Songhee Han

Photo of Songhee  Han

Curriculum & Instruction

Ph.D. in Learning Technologies, The University of Texas at Austin, expected 2024
M.A. in Learning Technologies, The University of Texas at Austin, 2019
B.S.Ed. in Elementary Education, Seoul National University of Education, 2008

Email: song9@utexas.edu
 
Songhee Han is a doctoral student in the Learning Technologies program. Prior to her life at UT Austin, she has worked at public elementary schools for seven years. Songhee has been a team member of a research & development project (Alien Rescue, AR) since 2018 under Dr. Min Liu's supervision. In the program, she published her first first-authored peer-reviewed journal article (journal impact factor: 2.46) about graduate students' online learning in a virtual environment focusing on their learning process evolving toward authentic learning through online communities in 2020 (Han & Resta, 2020).

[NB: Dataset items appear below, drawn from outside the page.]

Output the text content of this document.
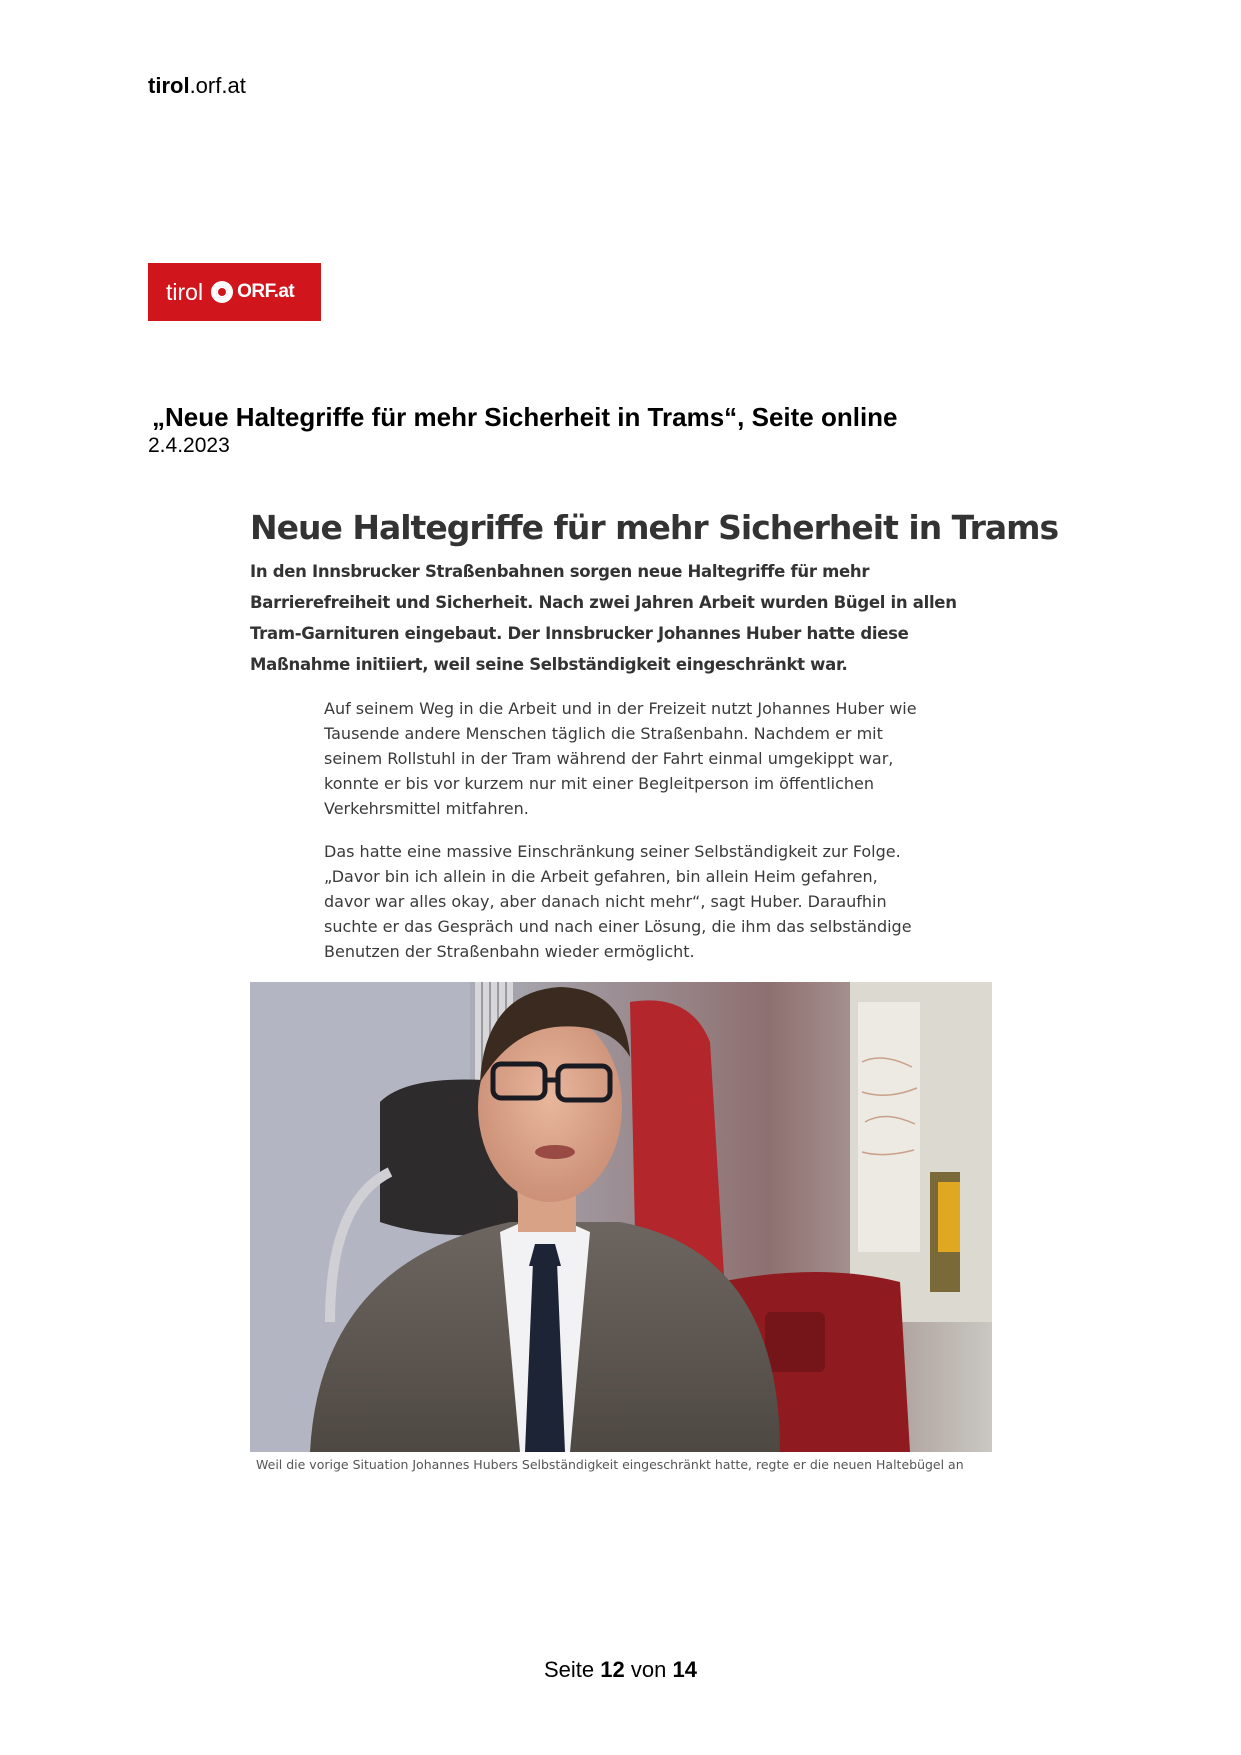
tirol.orf.at
tirol ORF.at
„Neue Haltegriffe für mehr Sicherheit in Trams“, Seite online
2.4.2023
Neue Haltegriffe für mehr Sicherheit in Trams

In den Innsbrucker Straßenbahnen sorgen neue Haltegriffe für mehr Barrierefreiheit und Sicherheit. Nach zwei Jahren Arbeit wurden Bügel in allen Tram-Garnituren eingebaut. Der Innsbrucker Johannes Huber hatte diese Maßnahme initiiert, weil seine Selbständigkeit eingeschränkt war.

Auf seinem Weg in die Arbeit und in der Freizeit nutzt Johannes Huber wie Tausende andere Menschen täglich die Straßenbahn. Nachdem er mit seinem Rollstuhl in der Tram während der Fahrt einmal umgekippt war, konnte er bis vor kurzem nur mit einer Begleitperson im öffentlichen Verkehrsmittel mitfahren.

Das hatte eine massive Einschränkung seiner Selbständigkeit zur Folge. „Davor bin ich allein in die Arbeit gefahren, bin allein Heim gefahren, davor war alles okay, aber danach nicht mehr“, sagt Huber. Daraufhin suchte er das Gespräch und nach einer Lösung, die ihm das selbständige Benutzen der Straßenbahn wieder ermöglicht.

Weil die vorige Situation Johannes Hubers Selbständigkeit eingeschränkt hatte, regte er die neuen Haltebügel an
Seite 12 von 14
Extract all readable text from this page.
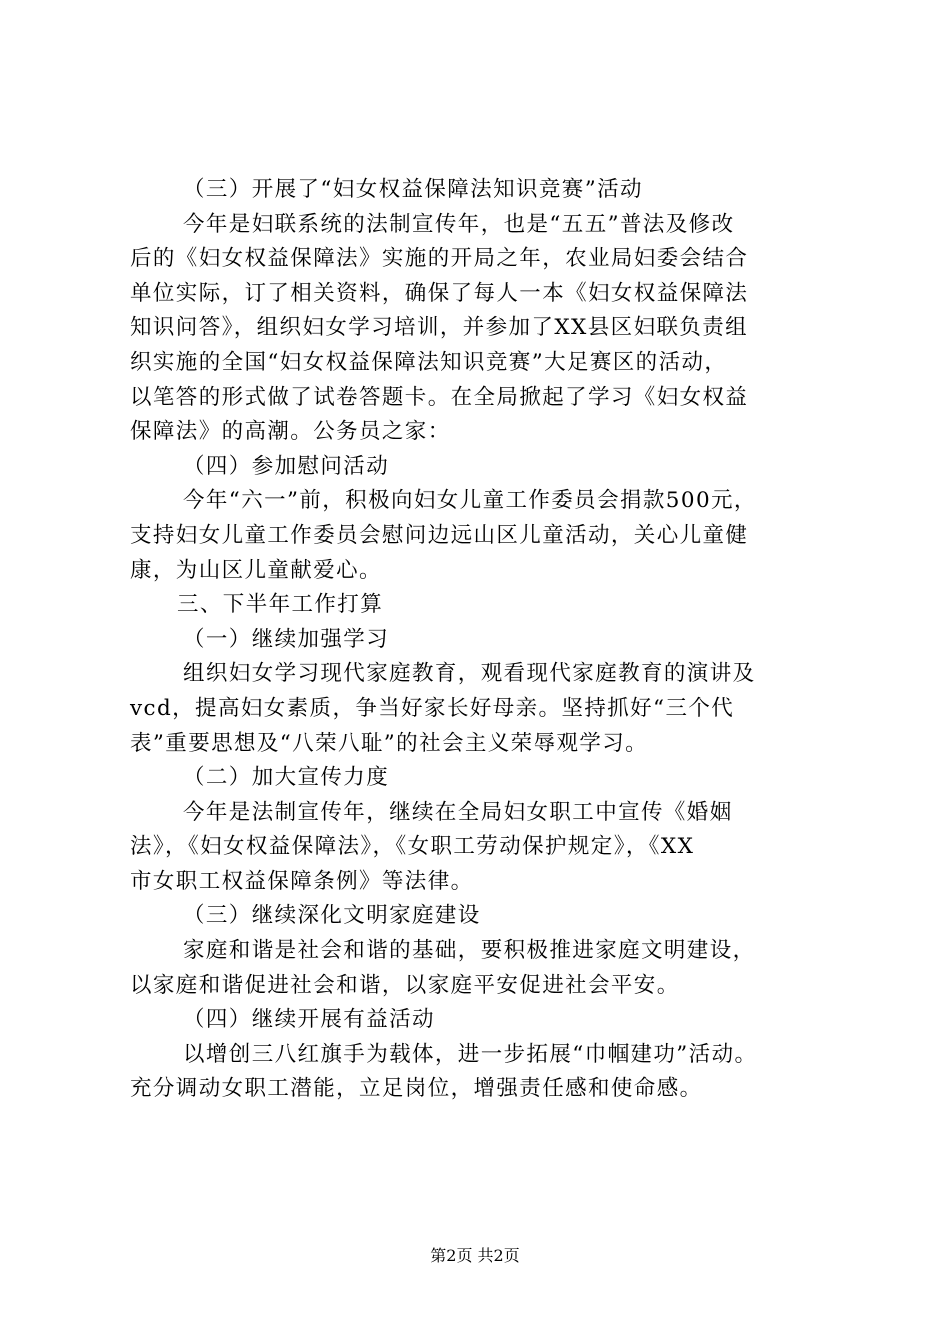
（三）开展了“妇女权益保障法知识竞赛”活动
今年是妇联系统的法制宣传年，也是“五五”普法及修改
后的《妇女权益保障法》实施的开局之年，农业局妇委会结合
单位实际，订了相关资料，确保了每人一本《妇女权益保障法
知识问答》，组织妇女学习培训，并参加了XX县区妇联负责组
织实施的全国“妇女权益保障法知识竞赛”大足赛区的活动，
以笔答的形式做了试卷答题卡。在全局掀起了学习《妇女权益
保障法》的高潮。公务员之家：
（四）参加慰问活动
今年“六一”前，积极向妇女儿童工作委员会捐款500元，
支持妇女儿童工作委员会慰问边远山区儿童活动，关心儿童健
康，为山区儿童献爱心。
三、下半年工作打算
（一）继续加强学习
组织妇女学习现代家庭教育，观看现代家庭教育的演讲及
vcd，提高妇女素质，争当好家长好母亲。坚持抓好“三个代
表”重要思想及“八荣八耻”的社会主义荣辱观学习。
（二）加大宣传力度
今年是法制宣传年，继续在全局妇女职工中宣传《婚姻
法》，《妇女权益保障法》，《女职工劳动保护规定》，《XX
市女职工权益保障条例》等法律。
（三）继续深化文明家庭建设
家庭和谐是社会和谐的基础，要积极推进家庭文明建设，
以家庭和谐促进社会和谐，以家庭平安促进社会平安。
（四）继续开展有益活动
以增创三八红旗手为载体，进一步拓展“巾帼建功”活动。
充分调动女职工潜能，立足岗位，增强责任感和使命感。
第2页 共2页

Outside of the program, She has worked as an innovation fellow in the instructional design of the OnRamps program developing online courses for Texas high school students and OnRamps staff. In addition, she has worked as a conference administrator assisting "STEM in the Technopolis" conference and as a graduate research assistant assisting a book project called "STEM in the Technopolis: The Power of STEM Education in Regional Technology Policy" for IC² Institute at UT Austin. In this book project, she co-authored Chapter two, "Regional Industry Clusters: A STEM Center of Gravity for Educators, Industry, Government and Non-Profits," in this book project. Since 2019, she has worked for the Knight Center for Journalism in the Americas at Moody College of Communication, developing self-directed online courses and researching strategies to provide equitable massive open online courses.

With a strong belief that educational entities need to focus on all students, not just a small number of outstanding achievers with sufficient accessibility when implementing new technology in a course, she offered which aspects to consider when adopting new technologies in online courses to provide an inclusive learning experience in an article (Han & Lee, 2022) which was published in one of the most prestigious journals in the educational technology discipline (journal impact factor: 8.54). This research project also led her to an opportunity to dig deeper into student-AI agent interactions based on the chatbot log data and the students' self-reports and the manuscript for a second paper is currently under peer-review with another prestigious journal in the discipline.

Since she started her graduate study in the Learning Technologies program at the College of Education five years ago, her research focus has been on the proper implementation of new technologies to promote equitable learning experiences. Considering that learning environments vary according to learners' demographics and situational factors, her research questions always start with investigating what target learners need most in their own learning contexts. Her current target learners are adults categorized as informal students who seek online modalities to keep learning. She firmly believes providing an inclusive learning environment is extremely important considering the distinctively broad spectrum of the online course student population.